Enseguida vi al flaco parado en la esquina.
Con su camisa roja desteñida y el pantalón marrón. Respire un segundo esperando el grito con el que me llamó un instante después agitando la mano.
Sonreía mientras corría a abrazarme.
Y así estuvimos un rato largo mientras lloramos lento.
Para que nos sosegáramos le dije:¿La misma pilcha?
Si, dijo un poco avergonzado. Pero enseguida lo ganó el entusiasmo y su desparpajo de siempre que hacía que le importara un bledo lo que él o los demás llevaran puesto.
Yo estaba algo consternada y, como siempre, él lo adivinó y se apuró a decirme: Mirá, mientras sacudía el paquete de bizcochos Don Satur para el mate.
Agarró mi bolso y se lo puso al hombro, con la otra mano me abrazó y empezamos a caminar hacia alguna parte en ese aire que no era neblina ni claridad.
Te esperaba,¿sabés? me dijo.
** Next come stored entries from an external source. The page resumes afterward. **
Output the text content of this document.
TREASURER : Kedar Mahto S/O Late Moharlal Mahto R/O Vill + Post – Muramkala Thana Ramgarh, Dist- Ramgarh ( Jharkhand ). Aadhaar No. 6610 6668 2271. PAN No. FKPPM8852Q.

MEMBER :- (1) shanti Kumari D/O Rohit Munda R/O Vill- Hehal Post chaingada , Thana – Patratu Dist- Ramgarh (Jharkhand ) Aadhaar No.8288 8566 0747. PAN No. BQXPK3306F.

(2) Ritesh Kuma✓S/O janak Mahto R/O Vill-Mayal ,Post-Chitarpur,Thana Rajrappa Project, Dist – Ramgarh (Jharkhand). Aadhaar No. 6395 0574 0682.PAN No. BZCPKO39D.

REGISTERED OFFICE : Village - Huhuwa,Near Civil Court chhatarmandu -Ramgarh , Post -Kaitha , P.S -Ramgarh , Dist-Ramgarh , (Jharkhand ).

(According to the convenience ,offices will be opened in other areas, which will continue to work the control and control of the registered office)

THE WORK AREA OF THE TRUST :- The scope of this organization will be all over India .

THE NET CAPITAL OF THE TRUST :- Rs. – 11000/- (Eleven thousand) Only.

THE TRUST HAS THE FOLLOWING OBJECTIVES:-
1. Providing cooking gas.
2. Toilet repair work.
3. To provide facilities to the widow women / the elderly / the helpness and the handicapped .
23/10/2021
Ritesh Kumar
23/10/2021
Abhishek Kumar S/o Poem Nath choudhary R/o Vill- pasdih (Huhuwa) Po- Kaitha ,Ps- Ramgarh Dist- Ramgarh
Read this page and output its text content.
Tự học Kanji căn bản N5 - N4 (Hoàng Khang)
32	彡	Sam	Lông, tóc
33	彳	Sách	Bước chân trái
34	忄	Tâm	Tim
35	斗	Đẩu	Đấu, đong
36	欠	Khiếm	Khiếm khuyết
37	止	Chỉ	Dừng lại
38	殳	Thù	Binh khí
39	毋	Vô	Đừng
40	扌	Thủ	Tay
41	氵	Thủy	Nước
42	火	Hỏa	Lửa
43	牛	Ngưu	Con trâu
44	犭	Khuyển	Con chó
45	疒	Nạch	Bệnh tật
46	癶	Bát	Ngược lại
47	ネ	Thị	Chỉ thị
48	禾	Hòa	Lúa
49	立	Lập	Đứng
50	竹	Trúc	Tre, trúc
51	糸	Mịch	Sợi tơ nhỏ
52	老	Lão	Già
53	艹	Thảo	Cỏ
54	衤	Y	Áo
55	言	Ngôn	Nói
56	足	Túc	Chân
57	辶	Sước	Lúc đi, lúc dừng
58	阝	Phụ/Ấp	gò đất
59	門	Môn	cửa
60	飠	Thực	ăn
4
Yo sabía, claro que sabía.
No había dejado de saber desde el instante mismo que pusimos al flaco en su caja de madera adentro de la panza abierta de la tierra y me quedé sola a orillas de ese abismo.
Mientras la tierra caía impávida sobre nuestras andanzas cuarenta años después, yo trazaba en mi corazón el camino de regreso como un mapa definitivo para los días por venir.
Solo el vino que tomé después, como si una sed infinita me hubiera poseído, pudo convencer a mi alma de esperar que me vinieran a buscar.
Ahora estábamos ahí, era raro, pero creo que no nos importaba. Algo estaba del único modo posible para nosotros: juntos. Y esa verdad, pequeña e inexorable, nos bastaba para afrontar la vastedad de lo eterno y otros asuntos que se avecinaban.
Tenemos tiempo de sobra para ver qué hacemos dijo, y nos reímos los dos.